Awesome

токама́к

Tokamak is an optimising compiler for index-style array expressions. It's main reason for existence is that I'm too lazy to write a several-hundred-line CUDA kernel for every op I need (matmul, softmax etc) – with Tokamak I can describe them in one line and compile them to fast CPU and GPU kernels. Possible future directions:

Smarter tiling and other locality optimisations
Emit BLAS-equivalent kernels without special cases
Compile larger programs (e.g. entire ML models) to GPUs
Optimise distributed cluster computation, e.g. JuliaDB

Take a couple of familiar examples:

@tk function add(A, B)
  C[i] = A[i] + B[i]
end

@tk sum(xs) = reduce(+, 0, xs)

@tk function matmul(A, B)
  C[i, j] = sum([k] -> A[i,k]*B[k,j])
end

This is extremely close to traditional mathematical notation. Under the hood, we view arrays as being functions of their indices (hence the "anonymous array" syntax [...] -> ...). If a Tokamak function returns an array, the generated code will evaluate that array at every point.

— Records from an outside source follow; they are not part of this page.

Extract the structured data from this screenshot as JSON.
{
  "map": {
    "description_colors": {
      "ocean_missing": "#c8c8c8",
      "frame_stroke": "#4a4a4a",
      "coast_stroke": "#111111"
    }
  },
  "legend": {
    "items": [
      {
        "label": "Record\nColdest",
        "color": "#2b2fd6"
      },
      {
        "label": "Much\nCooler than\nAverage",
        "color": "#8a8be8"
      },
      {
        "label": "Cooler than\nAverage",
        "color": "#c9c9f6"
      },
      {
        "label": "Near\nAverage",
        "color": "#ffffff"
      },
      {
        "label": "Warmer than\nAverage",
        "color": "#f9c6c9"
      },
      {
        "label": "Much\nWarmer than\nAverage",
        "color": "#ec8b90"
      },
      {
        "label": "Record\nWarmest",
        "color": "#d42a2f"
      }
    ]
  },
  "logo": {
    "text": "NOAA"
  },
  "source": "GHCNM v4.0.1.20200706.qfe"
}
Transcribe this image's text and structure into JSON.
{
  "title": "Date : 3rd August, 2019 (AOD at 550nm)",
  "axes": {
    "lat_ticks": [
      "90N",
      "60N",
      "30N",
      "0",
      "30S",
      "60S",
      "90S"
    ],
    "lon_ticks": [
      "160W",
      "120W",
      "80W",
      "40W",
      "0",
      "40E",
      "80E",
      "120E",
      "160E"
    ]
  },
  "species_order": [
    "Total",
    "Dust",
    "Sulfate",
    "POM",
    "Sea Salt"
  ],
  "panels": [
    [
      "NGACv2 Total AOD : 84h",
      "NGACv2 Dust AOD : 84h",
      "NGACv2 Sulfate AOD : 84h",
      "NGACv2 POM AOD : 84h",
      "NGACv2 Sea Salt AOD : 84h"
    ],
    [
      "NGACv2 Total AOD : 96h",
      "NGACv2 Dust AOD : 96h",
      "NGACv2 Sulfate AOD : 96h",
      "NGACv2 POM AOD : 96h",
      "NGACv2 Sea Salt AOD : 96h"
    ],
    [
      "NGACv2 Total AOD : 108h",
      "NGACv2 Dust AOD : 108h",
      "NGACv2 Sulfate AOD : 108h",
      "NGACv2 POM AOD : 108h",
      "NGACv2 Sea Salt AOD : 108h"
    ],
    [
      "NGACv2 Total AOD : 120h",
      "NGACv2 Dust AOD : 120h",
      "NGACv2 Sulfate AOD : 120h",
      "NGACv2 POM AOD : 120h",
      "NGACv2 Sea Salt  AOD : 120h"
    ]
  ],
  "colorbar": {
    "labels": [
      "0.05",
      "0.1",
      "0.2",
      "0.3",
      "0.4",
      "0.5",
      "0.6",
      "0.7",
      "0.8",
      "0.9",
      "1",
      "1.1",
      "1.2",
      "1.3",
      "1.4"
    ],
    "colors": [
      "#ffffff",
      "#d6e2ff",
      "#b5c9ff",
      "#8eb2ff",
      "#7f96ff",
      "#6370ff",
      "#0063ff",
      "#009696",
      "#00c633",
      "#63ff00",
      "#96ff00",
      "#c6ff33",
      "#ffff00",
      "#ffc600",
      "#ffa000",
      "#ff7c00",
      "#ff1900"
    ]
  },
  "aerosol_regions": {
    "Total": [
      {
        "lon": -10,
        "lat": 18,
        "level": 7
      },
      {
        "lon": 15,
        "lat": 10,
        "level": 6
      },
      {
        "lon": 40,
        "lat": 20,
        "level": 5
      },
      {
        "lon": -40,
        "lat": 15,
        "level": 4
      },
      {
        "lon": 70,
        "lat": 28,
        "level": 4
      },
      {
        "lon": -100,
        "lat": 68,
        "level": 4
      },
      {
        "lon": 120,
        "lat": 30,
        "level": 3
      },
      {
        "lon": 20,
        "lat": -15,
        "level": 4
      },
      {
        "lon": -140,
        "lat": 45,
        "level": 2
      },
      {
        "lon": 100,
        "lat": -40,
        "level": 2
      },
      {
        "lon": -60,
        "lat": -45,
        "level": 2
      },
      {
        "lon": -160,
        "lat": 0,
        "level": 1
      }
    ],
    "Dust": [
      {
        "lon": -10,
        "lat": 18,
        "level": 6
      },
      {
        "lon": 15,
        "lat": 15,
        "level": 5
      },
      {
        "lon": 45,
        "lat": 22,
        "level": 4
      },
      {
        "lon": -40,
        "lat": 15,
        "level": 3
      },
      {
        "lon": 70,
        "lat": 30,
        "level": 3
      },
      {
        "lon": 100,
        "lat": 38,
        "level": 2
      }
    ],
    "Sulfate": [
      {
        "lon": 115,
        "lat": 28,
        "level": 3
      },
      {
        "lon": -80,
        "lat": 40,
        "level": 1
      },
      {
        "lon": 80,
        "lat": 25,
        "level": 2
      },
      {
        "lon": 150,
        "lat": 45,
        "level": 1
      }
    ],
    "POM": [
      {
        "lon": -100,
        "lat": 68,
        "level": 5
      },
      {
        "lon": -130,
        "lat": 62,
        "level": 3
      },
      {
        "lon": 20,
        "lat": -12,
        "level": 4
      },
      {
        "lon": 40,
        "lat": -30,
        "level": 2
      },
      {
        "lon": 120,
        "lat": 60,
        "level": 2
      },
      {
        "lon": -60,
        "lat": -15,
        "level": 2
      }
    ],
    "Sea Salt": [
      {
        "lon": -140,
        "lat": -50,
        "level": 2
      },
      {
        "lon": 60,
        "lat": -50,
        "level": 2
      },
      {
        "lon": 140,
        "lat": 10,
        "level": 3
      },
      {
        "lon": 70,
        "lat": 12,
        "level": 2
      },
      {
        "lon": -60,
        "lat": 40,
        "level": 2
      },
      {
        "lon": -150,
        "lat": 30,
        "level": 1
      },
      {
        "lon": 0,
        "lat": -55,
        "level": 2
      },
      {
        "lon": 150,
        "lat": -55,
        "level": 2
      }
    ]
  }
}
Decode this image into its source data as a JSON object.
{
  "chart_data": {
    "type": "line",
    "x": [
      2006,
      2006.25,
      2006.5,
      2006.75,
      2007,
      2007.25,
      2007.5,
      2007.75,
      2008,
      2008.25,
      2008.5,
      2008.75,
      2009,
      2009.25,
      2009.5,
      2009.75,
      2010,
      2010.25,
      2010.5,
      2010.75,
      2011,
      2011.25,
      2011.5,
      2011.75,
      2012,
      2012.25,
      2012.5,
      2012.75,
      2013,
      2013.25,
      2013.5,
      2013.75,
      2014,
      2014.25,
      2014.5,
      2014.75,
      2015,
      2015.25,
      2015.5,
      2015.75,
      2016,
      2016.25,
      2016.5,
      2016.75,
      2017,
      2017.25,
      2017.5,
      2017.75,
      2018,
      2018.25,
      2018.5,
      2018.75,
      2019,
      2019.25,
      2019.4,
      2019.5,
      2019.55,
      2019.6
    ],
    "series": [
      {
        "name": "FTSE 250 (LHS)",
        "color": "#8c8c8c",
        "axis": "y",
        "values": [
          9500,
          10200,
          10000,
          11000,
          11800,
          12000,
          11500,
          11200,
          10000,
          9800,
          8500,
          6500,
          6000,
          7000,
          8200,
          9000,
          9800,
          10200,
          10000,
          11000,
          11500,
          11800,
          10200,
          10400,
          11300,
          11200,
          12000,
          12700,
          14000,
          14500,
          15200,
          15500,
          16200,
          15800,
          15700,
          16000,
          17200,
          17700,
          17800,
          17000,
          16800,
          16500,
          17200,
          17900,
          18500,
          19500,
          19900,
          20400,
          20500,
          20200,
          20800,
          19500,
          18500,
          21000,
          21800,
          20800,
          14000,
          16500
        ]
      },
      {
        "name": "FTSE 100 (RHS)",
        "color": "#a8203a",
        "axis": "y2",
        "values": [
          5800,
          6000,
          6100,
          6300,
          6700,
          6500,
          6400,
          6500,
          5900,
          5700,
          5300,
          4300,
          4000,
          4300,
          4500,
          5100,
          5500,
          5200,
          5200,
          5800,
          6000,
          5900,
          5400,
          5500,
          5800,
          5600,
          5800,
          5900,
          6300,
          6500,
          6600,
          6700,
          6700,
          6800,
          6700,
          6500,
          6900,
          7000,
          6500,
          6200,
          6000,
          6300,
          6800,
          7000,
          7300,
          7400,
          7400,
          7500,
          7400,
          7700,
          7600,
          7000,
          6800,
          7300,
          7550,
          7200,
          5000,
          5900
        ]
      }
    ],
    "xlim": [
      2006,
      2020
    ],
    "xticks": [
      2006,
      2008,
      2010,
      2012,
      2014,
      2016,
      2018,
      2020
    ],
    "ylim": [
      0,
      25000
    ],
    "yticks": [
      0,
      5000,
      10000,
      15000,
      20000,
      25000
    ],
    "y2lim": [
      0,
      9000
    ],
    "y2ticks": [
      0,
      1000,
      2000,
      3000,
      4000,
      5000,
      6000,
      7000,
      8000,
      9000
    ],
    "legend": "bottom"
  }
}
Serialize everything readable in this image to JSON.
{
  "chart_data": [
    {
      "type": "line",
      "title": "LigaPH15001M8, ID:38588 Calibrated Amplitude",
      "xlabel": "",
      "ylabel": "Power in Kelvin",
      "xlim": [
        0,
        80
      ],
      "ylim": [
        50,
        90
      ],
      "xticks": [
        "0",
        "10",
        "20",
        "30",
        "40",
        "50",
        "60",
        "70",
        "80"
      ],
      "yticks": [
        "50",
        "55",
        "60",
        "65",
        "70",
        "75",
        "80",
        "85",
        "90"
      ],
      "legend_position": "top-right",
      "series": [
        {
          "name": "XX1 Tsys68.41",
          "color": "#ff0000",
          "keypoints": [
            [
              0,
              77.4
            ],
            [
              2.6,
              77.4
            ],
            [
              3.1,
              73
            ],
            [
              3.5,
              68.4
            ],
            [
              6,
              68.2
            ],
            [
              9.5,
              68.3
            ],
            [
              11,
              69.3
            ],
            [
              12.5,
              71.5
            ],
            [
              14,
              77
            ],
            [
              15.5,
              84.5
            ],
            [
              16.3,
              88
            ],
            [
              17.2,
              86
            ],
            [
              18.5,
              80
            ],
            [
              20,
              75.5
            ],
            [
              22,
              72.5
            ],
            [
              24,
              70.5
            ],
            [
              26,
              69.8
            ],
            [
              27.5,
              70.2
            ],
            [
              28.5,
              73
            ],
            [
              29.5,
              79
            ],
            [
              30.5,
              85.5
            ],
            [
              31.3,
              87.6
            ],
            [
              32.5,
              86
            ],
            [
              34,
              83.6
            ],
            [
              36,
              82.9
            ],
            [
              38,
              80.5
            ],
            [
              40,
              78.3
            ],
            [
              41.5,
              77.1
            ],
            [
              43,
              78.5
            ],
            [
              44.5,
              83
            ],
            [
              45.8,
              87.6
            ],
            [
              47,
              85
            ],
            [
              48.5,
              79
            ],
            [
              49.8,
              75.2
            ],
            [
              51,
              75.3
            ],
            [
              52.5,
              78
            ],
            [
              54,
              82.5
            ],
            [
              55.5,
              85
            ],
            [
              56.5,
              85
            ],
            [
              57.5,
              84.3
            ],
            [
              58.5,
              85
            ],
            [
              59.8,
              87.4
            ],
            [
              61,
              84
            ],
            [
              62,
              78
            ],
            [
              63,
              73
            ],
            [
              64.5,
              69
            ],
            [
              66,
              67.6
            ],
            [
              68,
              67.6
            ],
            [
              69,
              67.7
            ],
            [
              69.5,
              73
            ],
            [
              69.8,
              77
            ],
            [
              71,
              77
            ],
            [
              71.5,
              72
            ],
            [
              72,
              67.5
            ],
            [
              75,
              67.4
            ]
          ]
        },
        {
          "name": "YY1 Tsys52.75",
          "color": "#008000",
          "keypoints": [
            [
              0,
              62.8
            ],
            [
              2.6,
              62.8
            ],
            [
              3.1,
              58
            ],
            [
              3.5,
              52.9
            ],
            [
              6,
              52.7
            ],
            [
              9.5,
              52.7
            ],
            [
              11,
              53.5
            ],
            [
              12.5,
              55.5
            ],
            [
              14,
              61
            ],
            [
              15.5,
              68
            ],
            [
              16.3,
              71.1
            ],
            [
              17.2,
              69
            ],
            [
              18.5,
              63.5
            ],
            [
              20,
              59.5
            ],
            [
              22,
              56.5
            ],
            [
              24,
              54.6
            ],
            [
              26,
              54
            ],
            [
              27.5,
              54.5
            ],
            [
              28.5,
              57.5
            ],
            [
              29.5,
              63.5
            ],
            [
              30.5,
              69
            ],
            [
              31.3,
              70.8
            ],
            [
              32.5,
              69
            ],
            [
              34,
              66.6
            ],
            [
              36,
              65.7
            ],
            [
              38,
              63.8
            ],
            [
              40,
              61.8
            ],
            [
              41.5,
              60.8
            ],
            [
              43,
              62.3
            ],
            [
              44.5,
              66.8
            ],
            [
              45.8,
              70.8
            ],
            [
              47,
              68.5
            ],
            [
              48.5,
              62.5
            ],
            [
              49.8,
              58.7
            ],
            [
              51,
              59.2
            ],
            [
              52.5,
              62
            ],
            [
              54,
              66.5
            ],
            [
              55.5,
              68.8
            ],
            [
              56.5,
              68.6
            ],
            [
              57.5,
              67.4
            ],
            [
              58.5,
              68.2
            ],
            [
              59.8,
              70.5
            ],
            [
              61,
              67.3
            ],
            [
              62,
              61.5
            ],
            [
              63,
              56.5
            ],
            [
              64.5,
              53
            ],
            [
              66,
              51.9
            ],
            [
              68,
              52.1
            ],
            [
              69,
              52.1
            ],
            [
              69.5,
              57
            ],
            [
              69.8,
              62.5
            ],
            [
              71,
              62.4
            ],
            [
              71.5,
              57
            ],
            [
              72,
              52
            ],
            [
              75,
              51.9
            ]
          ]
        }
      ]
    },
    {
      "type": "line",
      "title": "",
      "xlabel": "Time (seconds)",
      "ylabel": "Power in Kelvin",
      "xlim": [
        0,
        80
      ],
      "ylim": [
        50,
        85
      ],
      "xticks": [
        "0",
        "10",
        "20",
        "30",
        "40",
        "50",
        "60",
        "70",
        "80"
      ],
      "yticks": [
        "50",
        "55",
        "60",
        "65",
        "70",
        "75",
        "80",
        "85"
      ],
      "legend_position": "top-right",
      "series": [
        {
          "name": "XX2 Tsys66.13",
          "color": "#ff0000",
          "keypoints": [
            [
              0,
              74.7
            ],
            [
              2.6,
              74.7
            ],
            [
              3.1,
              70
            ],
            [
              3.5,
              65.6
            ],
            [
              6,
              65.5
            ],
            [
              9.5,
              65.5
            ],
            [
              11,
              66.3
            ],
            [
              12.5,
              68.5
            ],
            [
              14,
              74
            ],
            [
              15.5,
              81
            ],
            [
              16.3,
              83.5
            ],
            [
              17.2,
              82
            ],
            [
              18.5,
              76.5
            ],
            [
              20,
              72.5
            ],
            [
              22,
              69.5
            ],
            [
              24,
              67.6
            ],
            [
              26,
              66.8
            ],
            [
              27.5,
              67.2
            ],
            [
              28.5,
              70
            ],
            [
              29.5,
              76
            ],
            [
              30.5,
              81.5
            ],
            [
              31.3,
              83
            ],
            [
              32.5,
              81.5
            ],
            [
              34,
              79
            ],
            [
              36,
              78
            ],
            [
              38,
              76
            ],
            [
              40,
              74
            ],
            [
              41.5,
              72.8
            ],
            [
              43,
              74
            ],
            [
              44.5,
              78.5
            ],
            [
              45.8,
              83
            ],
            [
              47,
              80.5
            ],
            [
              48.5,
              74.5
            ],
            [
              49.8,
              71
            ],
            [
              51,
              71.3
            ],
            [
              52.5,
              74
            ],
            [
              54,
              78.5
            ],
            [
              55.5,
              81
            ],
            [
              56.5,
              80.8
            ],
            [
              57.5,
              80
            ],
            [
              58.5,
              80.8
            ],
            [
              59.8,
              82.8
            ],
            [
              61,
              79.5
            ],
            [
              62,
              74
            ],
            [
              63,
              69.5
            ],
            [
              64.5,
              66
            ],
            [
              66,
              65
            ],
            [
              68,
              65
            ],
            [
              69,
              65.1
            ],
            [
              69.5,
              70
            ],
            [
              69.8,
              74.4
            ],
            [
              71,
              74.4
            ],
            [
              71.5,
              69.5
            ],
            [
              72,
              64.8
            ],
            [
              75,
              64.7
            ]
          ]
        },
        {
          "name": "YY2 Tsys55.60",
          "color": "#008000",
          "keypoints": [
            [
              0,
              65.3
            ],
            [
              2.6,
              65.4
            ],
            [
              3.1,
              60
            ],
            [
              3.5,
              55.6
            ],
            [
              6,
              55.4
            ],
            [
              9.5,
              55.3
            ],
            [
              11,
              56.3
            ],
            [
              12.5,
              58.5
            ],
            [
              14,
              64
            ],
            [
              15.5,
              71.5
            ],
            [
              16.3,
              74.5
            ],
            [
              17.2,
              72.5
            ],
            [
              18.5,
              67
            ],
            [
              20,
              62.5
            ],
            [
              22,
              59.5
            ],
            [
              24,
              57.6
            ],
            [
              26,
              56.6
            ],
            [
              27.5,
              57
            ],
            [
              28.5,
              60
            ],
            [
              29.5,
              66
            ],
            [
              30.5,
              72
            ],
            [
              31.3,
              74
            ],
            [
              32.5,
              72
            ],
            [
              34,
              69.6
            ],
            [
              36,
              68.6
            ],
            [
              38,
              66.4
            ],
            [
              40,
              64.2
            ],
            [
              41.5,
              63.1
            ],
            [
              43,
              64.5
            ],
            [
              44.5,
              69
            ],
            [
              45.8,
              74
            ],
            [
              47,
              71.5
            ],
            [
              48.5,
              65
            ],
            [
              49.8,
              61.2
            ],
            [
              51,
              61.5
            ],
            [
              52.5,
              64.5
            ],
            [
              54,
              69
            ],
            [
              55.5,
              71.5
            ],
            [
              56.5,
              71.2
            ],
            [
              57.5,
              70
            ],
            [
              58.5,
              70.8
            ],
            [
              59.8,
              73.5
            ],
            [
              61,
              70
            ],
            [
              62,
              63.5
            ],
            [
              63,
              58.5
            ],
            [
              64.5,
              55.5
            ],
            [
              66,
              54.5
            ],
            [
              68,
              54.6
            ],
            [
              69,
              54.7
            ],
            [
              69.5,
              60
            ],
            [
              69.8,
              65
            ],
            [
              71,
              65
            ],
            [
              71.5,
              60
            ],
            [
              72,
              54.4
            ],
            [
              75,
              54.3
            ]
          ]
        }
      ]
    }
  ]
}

julia> cpu(add) |> prettify
function (out, goat, mink)
  for elephant = 1:size(goat, 1)
    out[elephant] = goat[elephant] + mink[elephant]
  end
  return out
end

Tokamak infers shapes from the description:

julia> infer(add)
(m) → (m) → (m)

julia> infer(matmul)
(m, n) → (n, o) → (m, o)

Functions can return scalars as well, for example (using a short form syntax):

julia> @tk diag(A)[i] = A[i,i]
julia> @tk trace(A) = sum(diag(A))
julia> infer(trace)
(m, m) → ()

julia> cpu(trace) |> prettify
function (anteater,)
  let
    sum = 0
    for gaur = 1:size(anteater, 1)
      sum += anteater[gaur, gaur]
    end
    sum
  end
end

Notice that we do not construct the diag array. This applies equally well to more complex examples:

julia> @tk tracemul(A,B) = sum(diag(mul(A,B)))

julia> infer(tracemul)
(m, n) → (n, m) → ()

julia> cpu(tracemul) |> prettify
function (duck, leopard)
  let
    sum = 0.0
    for goosander = 1:size(duck, 1)
      sum += let
              sum = 0.0
              for horse = 1:size(duck, 2)
                  sum += duck[goosander, horse] * leopard[horse, goosander]
              end
              sum
          end
    end
    sum
  end
end

Crucially, we only calculate the elements of the matrix multiply that we actually need. Despite the relative naivety of the generated code, this is enough to get a solid 10x speedup over the equivalent BLAS.

GPU Example

Tokamak supports (extremely early stage, totally untested) GPU compilation. Consider defining enough to do a single layer of an mlp: tanh(x*W + b).

@tk add(a, b)[i, j] = a[i, j] + b[i, j]
@tk mul(A,B)[i,j] = sum([k] -> A[i,k]*B[k,j])
@tk act(a)[i, j] = tanh(a[i, j])

@tk net(W, b, x) = act(add(mul(x, W), b))

infer(net) # (m, n) → (o, n) → (o, m) → (o, n)

gpu(net) |> prettify
function (out, waterbuffalo, sealion, otter)
  (gnat, oyster) = ((blockIdx().x - 1) * blockDim().x + threadIdx().x,
                    (blockIdx().y - 1) * blockDim().y + threadIdx().y)
  out[gnat, oyster] = tanh(begin
    snail = 0
    for pig = 1:size(otter, 2)
      snail = snail + otter[gnat, pig] * waterbuffalo[pig, oyster]
    end
    snail
  end + sealion[gnat, oyster])
  return out
end

So here we have a fused kernel which does the entire operation in one pass.

See the tests for more detailed examples.